The underlying mechanism of cardiac changes in the offspring of HIV-infected mothers remains to be elucidated, but toxicity from antiretroviral drugs during fetal life is suggested as a pathogenic pathway [7,8]. Evidence from previous studies is inconclusive. A large study including 173 fetuses reported significant changes in fetal cardiac structure and function, but only one-third of the mothers received prenatal monotherapy with zidovudine (ZDV) [9]. A more recent study with 29 HIV-infected pregnancies on cART reported only mild changes in fetal cardiac function [10]. Aside from prenatal cART, HIV-infected pregnancies are more commonly exposed to perinatal complications including fetal growth restriction [11], prematurity [12], and preeclampsia [13], which could directly affect fetal cardiac structure and function [14–17], but the impact of these factors has not been assessed.

In this study, we comprehensively evaluate fetal cardiac structure and function in a cohort of 42-uninfected fetuses from HIV mothers under cART, which were compared with 84 controls. Our aim was to describe the pattern of fetal structural and/or functional cardiac changes during fetal life and to evaluate the independent and combined association with antiretroviral treatment (ART), maternal and perinatal factors.


Study populations

The study design was a prospective cohort including noninfected fetuses from HIV-infected pregnant women on cART followed up in the Maternal–Fetal Medicine Department at BCNatal in Barcelona (Spain) from May 2010 to December 2014. The control group included consecutive non-HIV-infected pregnancies from the same Department accepting to participate in the study.

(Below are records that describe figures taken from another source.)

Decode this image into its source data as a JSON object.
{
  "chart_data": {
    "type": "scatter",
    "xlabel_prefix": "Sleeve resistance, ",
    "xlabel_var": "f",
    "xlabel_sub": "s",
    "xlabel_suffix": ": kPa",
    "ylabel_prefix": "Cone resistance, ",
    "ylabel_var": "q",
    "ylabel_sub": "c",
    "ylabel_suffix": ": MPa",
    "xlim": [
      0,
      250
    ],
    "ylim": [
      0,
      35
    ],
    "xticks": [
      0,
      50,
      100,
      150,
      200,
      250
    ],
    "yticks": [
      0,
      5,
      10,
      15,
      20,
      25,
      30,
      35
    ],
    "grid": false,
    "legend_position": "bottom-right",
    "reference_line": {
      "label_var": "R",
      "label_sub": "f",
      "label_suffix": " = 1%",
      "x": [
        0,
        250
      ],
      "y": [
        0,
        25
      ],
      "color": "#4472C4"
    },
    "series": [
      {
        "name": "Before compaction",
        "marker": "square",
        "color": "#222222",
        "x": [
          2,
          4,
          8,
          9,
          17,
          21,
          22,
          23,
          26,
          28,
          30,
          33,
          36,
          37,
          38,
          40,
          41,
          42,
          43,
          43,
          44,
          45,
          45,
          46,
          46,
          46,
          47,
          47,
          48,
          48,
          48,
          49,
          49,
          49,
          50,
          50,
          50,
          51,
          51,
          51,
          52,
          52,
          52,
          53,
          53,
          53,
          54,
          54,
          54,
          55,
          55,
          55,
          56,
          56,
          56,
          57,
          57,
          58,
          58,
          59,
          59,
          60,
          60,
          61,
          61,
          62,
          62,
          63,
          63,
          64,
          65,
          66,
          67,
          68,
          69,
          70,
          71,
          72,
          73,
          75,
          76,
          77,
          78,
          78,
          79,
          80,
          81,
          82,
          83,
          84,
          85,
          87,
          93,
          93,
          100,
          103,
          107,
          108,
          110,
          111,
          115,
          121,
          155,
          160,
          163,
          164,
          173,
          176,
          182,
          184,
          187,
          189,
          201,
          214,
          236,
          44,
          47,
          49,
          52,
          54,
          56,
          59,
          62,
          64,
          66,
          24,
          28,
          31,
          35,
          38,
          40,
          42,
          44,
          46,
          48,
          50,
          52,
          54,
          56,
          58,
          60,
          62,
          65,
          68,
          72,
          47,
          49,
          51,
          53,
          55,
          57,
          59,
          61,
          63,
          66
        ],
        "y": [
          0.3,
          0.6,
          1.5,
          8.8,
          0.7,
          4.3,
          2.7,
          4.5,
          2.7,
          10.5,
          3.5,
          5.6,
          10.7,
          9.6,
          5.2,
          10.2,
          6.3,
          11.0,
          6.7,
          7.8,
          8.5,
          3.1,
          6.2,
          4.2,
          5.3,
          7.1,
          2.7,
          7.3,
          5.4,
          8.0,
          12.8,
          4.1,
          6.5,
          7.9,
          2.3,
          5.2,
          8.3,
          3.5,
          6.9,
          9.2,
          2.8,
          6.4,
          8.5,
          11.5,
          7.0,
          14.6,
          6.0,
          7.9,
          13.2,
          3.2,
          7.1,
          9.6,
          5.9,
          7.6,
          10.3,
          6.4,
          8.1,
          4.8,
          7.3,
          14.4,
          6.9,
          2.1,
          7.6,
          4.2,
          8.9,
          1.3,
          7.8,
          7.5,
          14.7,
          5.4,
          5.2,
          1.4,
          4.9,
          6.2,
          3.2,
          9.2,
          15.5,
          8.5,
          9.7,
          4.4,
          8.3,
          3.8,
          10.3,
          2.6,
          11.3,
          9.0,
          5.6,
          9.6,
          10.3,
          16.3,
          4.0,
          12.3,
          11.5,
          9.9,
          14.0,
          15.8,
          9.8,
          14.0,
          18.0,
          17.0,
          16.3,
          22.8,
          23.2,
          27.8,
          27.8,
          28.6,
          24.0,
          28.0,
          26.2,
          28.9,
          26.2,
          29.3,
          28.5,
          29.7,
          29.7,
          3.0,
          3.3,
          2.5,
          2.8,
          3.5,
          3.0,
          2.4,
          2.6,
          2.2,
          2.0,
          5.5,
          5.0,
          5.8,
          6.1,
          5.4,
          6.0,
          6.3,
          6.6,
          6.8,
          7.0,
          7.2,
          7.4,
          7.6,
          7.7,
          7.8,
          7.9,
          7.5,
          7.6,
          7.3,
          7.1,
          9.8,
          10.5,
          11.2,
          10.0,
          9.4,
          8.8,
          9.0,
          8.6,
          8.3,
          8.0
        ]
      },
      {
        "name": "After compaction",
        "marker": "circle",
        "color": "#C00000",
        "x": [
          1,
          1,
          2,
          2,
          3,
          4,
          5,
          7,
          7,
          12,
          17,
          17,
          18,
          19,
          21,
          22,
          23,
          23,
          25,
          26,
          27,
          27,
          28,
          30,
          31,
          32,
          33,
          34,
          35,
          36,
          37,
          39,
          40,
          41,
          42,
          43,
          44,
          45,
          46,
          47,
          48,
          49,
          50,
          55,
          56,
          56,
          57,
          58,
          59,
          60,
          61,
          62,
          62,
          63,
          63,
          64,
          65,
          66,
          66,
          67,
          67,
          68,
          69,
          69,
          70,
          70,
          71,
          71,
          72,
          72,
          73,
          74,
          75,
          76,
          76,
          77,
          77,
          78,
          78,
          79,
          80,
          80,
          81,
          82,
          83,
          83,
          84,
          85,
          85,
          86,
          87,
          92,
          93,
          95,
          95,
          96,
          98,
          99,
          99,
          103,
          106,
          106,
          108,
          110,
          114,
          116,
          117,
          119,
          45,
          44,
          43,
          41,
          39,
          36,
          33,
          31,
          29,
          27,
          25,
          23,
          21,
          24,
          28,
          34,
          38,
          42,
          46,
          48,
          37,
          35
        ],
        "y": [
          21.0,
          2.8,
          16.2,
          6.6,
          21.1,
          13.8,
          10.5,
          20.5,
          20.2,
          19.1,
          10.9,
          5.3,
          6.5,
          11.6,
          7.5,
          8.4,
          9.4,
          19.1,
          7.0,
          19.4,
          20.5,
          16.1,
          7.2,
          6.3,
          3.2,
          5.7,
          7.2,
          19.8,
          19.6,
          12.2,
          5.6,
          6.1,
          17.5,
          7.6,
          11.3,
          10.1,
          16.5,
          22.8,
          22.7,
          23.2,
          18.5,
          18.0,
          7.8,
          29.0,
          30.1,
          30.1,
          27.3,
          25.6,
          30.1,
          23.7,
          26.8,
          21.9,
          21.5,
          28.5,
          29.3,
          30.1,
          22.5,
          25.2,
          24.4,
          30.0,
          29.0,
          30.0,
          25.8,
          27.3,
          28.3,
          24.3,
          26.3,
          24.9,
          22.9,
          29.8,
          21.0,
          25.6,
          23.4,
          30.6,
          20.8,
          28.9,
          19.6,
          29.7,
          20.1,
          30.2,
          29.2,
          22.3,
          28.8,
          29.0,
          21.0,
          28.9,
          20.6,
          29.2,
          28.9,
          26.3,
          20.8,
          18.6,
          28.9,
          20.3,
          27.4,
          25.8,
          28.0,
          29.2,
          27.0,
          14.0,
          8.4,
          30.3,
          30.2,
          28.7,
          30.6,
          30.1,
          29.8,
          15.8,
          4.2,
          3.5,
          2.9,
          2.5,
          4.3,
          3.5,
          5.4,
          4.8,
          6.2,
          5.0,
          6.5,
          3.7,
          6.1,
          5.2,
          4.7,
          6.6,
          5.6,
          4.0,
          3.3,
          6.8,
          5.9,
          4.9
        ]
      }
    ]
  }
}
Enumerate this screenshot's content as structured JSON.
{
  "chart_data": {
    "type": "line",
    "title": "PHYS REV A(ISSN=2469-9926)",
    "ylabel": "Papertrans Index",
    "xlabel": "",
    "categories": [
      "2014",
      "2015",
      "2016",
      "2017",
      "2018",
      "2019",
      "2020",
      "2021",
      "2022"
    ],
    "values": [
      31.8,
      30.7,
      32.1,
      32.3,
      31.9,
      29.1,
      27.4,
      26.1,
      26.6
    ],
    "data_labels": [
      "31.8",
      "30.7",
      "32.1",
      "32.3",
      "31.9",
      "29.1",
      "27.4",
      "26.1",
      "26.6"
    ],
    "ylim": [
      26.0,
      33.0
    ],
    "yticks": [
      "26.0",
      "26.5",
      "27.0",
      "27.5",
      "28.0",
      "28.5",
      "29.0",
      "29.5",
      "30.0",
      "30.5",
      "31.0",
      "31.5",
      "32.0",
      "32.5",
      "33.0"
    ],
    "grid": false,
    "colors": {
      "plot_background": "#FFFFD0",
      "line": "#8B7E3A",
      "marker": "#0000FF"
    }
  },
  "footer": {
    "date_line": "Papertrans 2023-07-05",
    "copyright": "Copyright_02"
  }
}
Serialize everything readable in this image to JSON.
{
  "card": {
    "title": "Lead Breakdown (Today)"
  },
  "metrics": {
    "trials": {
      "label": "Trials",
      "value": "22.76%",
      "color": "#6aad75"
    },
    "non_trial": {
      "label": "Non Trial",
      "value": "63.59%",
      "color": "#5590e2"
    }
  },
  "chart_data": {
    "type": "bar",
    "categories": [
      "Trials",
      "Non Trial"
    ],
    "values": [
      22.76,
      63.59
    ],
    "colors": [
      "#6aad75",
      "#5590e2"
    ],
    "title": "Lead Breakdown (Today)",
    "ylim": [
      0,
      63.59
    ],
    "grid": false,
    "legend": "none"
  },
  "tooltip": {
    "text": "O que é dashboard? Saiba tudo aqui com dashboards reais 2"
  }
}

Controls were frequency paired (2 : 1) with HIV-infected pregnancies by gestational age at scan (±1 week). Twin pregnancies, diagnosis of fetal malformations (including congenital heart disease) or chromosomal anomalies, delivery before 24 weeks of gestational age as well as perinatal transmission of HIV were considered exclusion criteria. Both groups underwent the same study protocol including collection of baseline and perinatal characteristics and third trimester fetal echocardiography. The study protocol was approved by the local ethical committee and all pregnant women participating signed a written consent form.

Study protocol

Baseline characteristics and perinatal outcome

Maternal epidemiological and obstetric parameters were collected by interview and review of medical records, including maternal age, BMI, ethnicity, socioeconomic status (illiterate or only primary educational level were considered low socioeconomic status), smoking status and illicit substance abuse (heroin, cocaine, or cannabis) during pregnancy and maternal hepatitis C infection. Maternal comorbidity was defined as the presence of chronic hypertension, pregestational diabetes, or autoimmune disorder.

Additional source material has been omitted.